Por Dr. Bruno Cosme e Dra Norma Leite
Médicos Nutrólogos pela ABRAN( Associação Brasileira de Nutrologia)
Antes de tudo, é necessário diferenciar o jejum prolongado do jejum intermitente. Jejum intermitente é uma estratégia muito bem vinda para a melhora da saúde em pacientes que se adaptam a ela, e consiste em não se alimentar por um período do dia, comumente entre 12 até 24 horas, de acordo com protocolos já bem estabelecidos, podendo chegar até 72 horas em indivíduos que já o praticam com frequência e sem grandes esforços, que não apresentem contraindicações e o façam com orientação médica e nutricional, podendo trazer benefícios à saúde. Após 72 horas já se pode considerar um jejum prolongado.
O que vamos tratar a seguir é sobre o jejum prolongado. Como nutrólogo, vejo com preocupação o estímulo em redes sociais a esse tipo de jejum. Não é que não existam relatos de pessoas que o fizeram por períodos superiores a uma semana e afirmam que sentiram-se bem. No entanto, existe a chance de que ao tentar fazer um jejum prolongado, o indivíduo experimente uma série de reações adversas que ele nem cogita, mas, nós profissionais de saúde, enxergamos essas possibilidades, daí nossa apreensão.

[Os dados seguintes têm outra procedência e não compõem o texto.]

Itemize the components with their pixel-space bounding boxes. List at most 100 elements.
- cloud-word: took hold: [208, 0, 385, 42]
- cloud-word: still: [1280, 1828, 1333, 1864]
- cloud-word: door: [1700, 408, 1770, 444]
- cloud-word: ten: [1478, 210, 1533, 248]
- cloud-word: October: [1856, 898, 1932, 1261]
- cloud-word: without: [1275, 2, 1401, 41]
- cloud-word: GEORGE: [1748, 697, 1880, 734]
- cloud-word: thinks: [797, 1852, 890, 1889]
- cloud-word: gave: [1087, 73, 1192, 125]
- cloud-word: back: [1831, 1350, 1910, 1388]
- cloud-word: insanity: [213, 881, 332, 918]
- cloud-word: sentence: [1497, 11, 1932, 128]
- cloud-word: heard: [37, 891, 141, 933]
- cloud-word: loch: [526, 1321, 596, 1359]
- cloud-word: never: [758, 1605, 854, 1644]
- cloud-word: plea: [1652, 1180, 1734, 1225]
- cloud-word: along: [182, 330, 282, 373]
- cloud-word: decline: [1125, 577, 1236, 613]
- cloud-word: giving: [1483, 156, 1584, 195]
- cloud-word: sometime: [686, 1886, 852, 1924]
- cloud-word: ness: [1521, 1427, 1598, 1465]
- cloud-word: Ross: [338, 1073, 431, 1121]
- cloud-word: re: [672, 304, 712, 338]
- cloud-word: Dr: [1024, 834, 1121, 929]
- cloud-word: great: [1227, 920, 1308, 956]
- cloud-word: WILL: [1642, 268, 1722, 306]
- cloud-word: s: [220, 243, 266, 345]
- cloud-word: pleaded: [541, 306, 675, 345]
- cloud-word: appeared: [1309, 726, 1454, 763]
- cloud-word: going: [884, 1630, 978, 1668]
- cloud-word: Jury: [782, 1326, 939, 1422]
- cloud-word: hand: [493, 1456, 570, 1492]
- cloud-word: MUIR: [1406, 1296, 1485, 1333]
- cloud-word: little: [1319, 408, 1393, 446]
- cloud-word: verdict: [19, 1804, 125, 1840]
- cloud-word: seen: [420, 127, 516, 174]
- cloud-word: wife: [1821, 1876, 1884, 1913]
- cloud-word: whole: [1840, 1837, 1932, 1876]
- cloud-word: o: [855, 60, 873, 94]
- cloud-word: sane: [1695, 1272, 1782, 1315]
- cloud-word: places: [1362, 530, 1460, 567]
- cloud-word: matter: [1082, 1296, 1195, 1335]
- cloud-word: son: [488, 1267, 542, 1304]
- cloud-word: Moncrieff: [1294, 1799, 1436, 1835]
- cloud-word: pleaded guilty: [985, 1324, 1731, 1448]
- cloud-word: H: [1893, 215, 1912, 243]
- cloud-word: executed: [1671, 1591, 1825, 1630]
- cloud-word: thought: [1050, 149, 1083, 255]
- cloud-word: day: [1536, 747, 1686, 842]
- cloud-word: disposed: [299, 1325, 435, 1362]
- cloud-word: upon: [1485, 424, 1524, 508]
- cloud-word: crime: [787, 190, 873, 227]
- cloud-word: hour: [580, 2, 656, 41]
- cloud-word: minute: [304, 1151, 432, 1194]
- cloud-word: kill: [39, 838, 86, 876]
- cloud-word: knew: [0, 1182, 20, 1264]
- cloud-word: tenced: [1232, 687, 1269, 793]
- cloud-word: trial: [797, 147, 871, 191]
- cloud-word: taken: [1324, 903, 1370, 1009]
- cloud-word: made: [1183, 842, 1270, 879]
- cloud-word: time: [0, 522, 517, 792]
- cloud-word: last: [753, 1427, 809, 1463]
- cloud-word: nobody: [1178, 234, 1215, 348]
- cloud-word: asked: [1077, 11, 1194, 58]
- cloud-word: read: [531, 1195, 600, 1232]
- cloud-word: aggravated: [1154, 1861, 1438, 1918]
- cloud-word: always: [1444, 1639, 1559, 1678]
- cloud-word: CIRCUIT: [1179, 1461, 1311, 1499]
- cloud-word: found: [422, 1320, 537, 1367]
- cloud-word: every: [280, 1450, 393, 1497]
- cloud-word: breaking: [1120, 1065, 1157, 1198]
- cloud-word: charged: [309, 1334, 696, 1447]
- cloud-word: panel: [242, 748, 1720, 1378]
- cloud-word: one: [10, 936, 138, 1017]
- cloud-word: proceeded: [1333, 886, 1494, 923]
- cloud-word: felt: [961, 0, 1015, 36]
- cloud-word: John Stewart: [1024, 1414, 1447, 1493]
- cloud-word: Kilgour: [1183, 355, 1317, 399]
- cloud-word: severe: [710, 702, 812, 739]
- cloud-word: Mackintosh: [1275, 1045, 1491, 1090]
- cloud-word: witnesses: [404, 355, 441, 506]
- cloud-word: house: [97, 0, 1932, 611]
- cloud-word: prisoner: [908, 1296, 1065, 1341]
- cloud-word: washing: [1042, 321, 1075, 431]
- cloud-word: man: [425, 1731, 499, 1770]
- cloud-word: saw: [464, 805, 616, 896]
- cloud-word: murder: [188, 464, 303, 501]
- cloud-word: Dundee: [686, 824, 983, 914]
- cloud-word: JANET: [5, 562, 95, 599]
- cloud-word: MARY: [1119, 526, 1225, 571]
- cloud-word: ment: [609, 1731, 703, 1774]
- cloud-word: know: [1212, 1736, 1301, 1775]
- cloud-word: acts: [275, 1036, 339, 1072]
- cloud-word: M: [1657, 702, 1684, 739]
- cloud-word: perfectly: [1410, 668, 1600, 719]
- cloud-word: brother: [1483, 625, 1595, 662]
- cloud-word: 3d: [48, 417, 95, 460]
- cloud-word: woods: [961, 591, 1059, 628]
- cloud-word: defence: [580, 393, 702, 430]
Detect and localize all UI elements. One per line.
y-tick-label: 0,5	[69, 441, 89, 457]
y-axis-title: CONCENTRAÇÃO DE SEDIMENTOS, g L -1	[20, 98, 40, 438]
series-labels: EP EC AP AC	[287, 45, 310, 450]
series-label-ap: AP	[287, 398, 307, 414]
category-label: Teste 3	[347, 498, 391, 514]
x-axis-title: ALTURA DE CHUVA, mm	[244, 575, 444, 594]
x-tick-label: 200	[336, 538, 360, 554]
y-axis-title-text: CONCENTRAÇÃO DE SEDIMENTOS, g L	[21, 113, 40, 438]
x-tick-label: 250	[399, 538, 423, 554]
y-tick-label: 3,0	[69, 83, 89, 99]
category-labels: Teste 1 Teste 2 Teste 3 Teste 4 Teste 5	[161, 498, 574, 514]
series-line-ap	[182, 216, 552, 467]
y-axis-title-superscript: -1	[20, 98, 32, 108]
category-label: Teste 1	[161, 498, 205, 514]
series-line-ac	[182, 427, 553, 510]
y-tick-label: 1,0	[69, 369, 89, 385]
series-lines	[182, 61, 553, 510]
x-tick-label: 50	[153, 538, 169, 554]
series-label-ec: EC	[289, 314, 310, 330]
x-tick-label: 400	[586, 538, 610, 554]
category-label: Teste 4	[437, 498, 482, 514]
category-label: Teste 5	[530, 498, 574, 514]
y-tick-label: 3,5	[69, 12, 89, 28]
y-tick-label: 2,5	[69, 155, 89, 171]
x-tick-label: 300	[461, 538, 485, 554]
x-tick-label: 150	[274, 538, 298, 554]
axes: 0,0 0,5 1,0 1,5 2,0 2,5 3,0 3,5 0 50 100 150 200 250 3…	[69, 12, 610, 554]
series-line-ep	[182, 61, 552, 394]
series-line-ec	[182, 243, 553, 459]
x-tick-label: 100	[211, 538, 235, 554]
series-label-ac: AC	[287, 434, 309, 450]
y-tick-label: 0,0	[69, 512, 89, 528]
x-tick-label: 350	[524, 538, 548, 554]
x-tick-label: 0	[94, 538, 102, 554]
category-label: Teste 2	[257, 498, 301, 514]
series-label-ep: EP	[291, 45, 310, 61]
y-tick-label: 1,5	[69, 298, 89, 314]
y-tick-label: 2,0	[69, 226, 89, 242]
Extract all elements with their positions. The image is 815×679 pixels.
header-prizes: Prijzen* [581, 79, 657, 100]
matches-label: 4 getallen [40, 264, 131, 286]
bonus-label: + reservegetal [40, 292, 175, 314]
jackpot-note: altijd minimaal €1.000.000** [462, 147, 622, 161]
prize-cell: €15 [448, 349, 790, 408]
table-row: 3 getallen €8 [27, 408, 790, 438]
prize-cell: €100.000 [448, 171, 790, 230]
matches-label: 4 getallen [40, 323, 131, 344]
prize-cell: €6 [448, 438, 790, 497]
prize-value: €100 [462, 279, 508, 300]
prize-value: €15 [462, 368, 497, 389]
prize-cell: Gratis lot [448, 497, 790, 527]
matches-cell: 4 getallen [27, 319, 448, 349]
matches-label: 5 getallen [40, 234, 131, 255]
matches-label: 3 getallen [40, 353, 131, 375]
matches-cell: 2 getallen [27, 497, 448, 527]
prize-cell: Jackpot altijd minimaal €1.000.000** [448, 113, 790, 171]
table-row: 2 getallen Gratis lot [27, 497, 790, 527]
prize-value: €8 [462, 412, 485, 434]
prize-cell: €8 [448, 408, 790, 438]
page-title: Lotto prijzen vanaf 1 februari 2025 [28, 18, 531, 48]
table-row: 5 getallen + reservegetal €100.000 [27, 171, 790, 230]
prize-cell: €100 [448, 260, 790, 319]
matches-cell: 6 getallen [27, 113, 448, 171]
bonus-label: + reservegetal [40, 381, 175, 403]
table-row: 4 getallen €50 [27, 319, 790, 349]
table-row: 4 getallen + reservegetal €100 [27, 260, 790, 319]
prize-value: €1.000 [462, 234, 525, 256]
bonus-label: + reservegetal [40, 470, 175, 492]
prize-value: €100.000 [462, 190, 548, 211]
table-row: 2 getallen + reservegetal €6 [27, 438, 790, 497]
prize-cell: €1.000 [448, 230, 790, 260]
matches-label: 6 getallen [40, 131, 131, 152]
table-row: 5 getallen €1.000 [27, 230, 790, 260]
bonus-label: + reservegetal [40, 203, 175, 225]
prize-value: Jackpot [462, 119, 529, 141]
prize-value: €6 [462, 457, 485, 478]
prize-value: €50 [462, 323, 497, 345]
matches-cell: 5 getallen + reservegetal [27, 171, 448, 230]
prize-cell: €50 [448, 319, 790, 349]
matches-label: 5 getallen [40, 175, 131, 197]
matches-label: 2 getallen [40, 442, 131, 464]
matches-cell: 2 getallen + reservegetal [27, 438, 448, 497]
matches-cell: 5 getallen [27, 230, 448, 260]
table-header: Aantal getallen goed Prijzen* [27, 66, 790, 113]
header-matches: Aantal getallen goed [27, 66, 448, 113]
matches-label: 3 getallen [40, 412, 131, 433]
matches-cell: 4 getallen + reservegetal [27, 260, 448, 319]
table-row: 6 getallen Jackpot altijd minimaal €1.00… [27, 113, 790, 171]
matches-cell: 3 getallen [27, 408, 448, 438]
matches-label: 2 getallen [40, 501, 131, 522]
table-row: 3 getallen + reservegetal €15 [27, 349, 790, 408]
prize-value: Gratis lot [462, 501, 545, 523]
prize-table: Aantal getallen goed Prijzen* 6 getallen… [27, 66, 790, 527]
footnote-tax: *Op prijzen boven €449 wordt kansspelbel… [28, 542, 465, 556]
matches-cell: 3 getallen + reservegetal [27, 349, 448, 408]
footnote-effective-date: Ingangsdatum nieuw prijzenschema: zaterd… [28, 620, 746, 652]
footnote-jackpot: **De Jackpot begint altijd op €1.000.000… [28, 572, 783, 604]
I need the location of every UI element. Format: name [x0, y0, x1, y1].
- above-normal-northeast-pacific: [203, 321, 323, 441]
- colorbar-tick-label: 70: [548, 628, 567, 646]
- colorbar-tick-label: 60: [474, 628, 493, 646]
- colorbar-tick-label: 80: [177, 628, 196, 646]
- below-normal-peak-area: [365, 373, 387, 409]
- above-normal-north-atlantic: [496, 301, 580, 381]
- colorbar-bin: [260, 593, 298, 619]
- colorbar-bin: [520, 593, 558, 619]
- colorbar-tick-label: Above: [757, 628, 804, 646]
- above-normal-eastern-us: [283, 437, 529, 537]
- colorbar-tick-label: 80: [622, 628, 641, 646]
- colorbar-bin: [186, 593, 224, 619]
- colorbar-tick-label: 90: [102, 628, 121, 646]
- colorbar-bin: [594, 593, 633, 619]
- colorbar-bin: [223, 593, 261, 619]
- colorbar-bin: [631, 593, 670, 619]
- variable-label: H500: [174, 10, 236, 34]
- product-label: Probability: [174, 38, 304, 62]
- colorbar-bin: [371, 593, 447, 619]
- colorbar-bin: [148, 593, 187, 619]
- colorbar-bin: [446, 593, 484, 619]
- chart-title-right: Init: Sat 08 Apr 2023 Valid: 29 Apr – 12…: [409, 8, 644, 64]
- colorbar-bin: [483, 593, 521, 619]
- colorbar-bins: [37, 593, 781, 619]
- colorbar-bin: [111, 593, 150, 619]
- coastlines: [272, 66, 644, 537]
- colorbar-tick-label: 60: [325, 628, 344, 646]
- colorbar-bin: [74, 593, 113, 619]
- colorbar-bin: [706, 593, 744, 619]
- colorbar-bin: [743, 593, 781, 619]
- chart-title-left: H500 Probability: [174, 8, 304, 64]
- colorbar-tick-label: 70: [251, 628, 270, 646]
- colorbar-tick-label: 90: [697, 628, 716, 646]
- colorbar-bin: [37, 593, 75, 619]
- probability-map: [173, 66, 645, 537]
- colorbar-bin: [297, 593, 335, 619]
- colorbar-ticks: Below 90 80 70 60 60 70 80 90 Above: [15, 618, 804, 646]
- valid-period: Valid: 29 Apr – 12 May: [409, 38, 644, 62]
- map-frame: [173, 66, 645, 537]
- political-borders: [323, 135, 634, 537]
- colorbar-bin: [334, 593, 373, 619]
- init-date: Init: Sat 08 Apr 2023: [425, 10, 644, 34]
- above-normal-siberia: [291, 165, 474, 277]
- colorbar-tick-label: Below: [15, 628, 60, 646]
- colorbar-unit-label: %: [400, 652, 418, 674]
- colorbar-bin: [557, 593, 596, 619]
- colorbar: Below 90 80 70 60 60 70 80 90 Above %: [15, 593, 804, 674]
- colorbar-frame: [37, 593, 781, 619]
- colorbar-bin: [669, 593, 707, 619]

Após iniciar um jejum prolongado, as reservas de glicose do organismo vão se esgotando assim como outras fontes de energia, tais como proteínas e gorduras, as quais passam a ser utilizadas para que o organismo se mantenha vivo. Quanto mais longo for o jejum, mais gordura e proteínas vão sendo consumidas.
Nos exames laboratoriais geralmente ocorre primeiramente uma diminuição de neutrófilos, linfócitos, insulina, albumina, glicose, para em seguida notar-se queda da hemoglobina e de vitaminas. Ou seja, pode haver prejuízo ao sistema imunológico, o que não é nada interessante diante da pandemia de COVID-19 em que nos encontramos.
Clinicamente, há perda de peso, sensação de fraqueza e tontura, podendo ocorrer alterações de humor, irritabilidade, halitose, dores de cabeça, desmaios, além de possíveis crises de hipoglicemia, assim como a redução do metabolismo, entre outras alterações.
Ao término de um jejum prolongado, seja por motivos religiosos, por greve de fome, por desnutrição ou por alguma condição patológica que leva a redução drástica da ingesta calórica, as calorias devem ser reintroduzidas gradativamente para evitar a síndrome de realimentação, cujas manifestações clínicas ocorrem quando o carboidrato é reintroduzido de forma excessiva, devido à brusca mudança do metabolismo de obtenção de energia de gorduras para carboidratos, ocasionando um aumento na produção de insulina, com migração de eletrólitos como o magnésio, fosfato e potássio para dentro das células, levando a uma diminuição desses na corrente sanguínea e distúrbios hidroeletrolíticos.
Essa diminuição dos eletrólitos pode levar à alterações neurológicas, sintomas respiratórios, arritmias e falência cardíaca poucos dias após a realimentação, sendo uma condição potencialmente fatal. Quanto mais prolongado for o jejum, maior o risco de desenvolver a síndrome de realimentação. A partir de 5 dias sem se alimentar já existe a possibilidade de ocorrência da síndrome, principalmente em pessoas previamente desnutridas ou com baixo peso. É bom lembrar que não existe risco de síndrome de realimentação em pessoas que realizem o jejum intermitente, pois o tempo sem se alimentar, nesse caso, é curto, não levando a alterações drásticas do metabolismo.
Ao reintroduzir a alimentação, ou, se no meio do processo de jejum prolongado um indivíduo que já sofre de transtorno alimentar como o Transtorno de Compulsão Alimentar Periódica( TCAP) , por exemplo, ingerir alimentos açucarados em demasia, este pode apresentar sérias consequências por ter uma redução da excreção de sódio e água, o que pode levar ao aumento da retenção de líquidos, descompensação cardíaca, edema pulmonar , hiperglicemia e deficiência de tiamina trazendo sérias consequências ao organismo, podendo levar até mesmo à hospitalização.
Essa é minha preocupação como médico. Jejuns mais curtos e com orientação são seguros desde que você esteja saudável e não esteja no grupo de contraindicados, como é o caso de crianças, gestantes, lactantes, diabéticos que usam insulina e pessoas com histórico de transtornos alimentares, como anorexia e bulimia. Nesse aspecto, é importante salientar que qualquer privação ao ato de se alimentar pode ser um gatilho importante para o desenvolvimento de transtornos alimentares. Então, espero ter ficado claro que pessoas sem acompanhamento médico e nutricional e que decidem aventurar-se a fazer jejuns prolongados, podem estar colocando sua saúde física e mental seriamente em risco.